Je crois que nous sommes tous en passe de devenir, et que la coupure peut nous être commune. J’aimerais que l’ÉLM convie les plus grand nombre à une mise en commun de ce que semblent pouvoir dire ces textes. Qu’elle permette aussi au plus grand nombre de retrouver (trouver à neuf) les risques et les possibles d’un savoir sur la coupure. Qu’elle s’adresse donc ainsi non seulement aux analysants et aux analystes, mais encore à tous ceux qui forment, aident, éduquent, accompagnent ; à tous ceux qui, à leur manière, se savent coupés, de ou dans “ quelque chose ” ; à la société qui ne reconnaît pas les coupures que pour un autre non reconnu.

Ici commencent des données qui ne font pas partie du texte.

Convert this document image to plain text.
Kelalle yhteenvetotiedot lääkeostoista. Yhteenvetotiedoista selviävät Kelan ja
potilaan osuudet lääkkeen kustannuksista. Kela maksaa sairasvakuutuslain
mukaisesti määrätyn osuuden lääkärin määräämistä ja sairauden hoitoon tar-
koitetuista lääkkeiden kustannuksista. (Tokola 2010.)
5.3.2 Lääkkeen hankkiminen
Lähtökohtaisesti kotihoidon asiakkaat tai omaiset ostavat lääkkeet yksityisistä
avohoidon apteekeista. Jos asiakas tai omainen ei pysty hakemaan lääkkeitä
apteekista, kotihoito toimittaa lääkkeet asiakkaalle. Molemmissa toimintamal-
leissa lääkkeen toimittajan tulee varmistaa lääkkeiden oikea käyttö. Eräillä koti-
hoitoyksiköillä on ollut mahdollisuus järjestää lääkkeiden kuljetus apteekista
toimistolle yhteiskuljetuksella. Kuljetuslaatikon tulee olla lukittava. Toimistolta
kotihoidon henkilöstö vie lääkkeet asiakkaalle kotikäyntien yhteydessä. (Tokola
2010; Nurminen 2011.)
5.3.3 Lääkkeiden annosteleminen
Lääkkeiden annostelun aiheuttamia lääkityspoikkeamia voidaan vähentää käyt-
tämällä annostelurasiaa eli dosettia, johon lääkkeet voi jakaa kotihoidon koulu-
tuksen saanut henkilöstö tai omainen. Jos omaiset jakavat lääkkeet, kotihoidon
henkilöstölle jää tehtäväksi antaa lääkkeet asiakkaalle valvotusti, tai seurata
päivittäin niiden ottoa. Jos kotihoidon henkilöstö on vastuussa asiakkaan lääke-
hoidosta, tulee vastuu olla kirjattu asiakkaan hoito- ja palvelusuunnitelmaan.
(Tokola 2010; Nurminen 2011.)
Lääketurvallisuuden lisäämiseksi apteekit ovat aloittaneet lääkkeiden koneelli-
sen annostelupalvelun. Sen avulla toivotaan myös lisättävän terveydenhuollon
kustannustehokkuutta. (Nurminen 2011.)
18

La psychanalyse lacanienne et les figures paradoxales, d’un autre ordre, de sa topologie sont pour moi un projet en mouvement. Ce sont des figures ré-centes, des figures neuves qui s’inscrivent dans notre réalité et peuvent en changer les configurations. Elles peuvent offrir une autre logique et un nouveau savoir, elles créent un jeu, peuvent changer les règles du jeu ou le rapport à ces règles, puisqu’elles montrent un autre possible, un espoir, peut-être. Cette proposition d’altérité en lien avec la coupure pourrait être l’une des marques de l’École.

Références

Jean-Paul Gilson, La topologie de Lacan, Montréal, Éd. Balzac, 1994.

Jean-Claude Milner, “ Hérésies ”, Ornicar ?, no 25, 1982.

Martin Pigeon, “ À propos de la position éthique de l’analyste ”, Cahiers du CLEF, no 5, février 1997.

Platon, Le Banquet, typographie de L. Pichon, Paris, 1933.